I did have some setbacks these past two weeks. The main problem was I threw out my back - BAD. I couldn't stand up, walk, or even sit up in bed. Caring for Dani was a monumental task. I was so angry at myself because I knew this would deter me from my goal. Sure enough, I went from working out every day to being laid up in bed for 3 days. Oh, how the determination was extinguished! All because I bent over to pick up a toy the wrong way.

Slowly, I am easing back into low-impact activities. Walking and a lot of time in the pool (which is ideal for summertime). But the wind has definitely been let out of my motivational sails. I am blessed to have a sister who is stronger than I am. I just hope should the time come she needs a push in the right direction, I can be the rock she's been for me.
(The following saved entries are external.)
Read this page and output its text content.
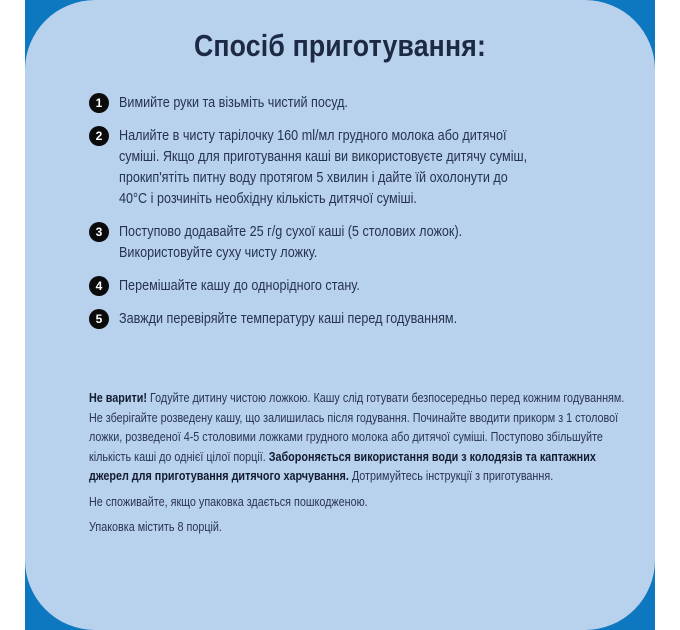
Спосіб приготування:
1	Вимийте руки та візьміть чистий посуд.
2	Налийте в чисту тарілочку 160 ml/мл грудного молока або дитячої суміші. Якщо для приготування каші ви використовуєте дитячу суміш, прокип'ятіть питну воду протягом 5 хвилин і дайте їй охолонути до 40°C і розчиніть необхідну кількість дитячої суміші.
3	Поступово додавайте 25 г/g сухої каші (5 столових ложок). Використовуйте суху чисту ложку.
4	Перемішайте кашу до однорідного стану.
5	Завжди перевіряйте температуру каші перед годуванням.
Не варити! Годуйте дитину чистою ложкою. Кашу слід готувати безпосередньо перед кожним годуванням. Не зберігайте розведену кашу, що залишилась після годування. Починайте вводити прикорм з 1 столової ложки, розведеної 4-5 столовими ложками грудного молока або дитячої суміші. Поступово збільшуйте кількість каші до однієї цілої порції. Забороняється використання води з колодязів та каптажних джерел для приготування дитячого харчування. Дотримуйтесь інструкції з приготування.
Не споживайте, якщо упаковка здається пошкодженою.
Упаковка містить 8 порцій.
That is motivation to strive for Level 1 sticktoittiveness in itself.

1 comment:

TMWillingham said...

Your point about positive reminders and reinforcement from Nay Nay is an important one. There was an interesting article in the paper today about an interesting "lifestyle intervention" program that simply consists of regular email reminders to make healthy choices:

http://www.jmir.org/2008/4/e43/HTML

There's a related Power Point here:

www.nutritionquest.com/products/ALIVE_program_overview.ppt

But the article noted that you don't have to subscribe to any service to do this -- just select what you want to improve in your life and set your own regular pop-up email reminders. Or write them for each other for that added peer oomph! :-)

I see a fun support group practice in the making!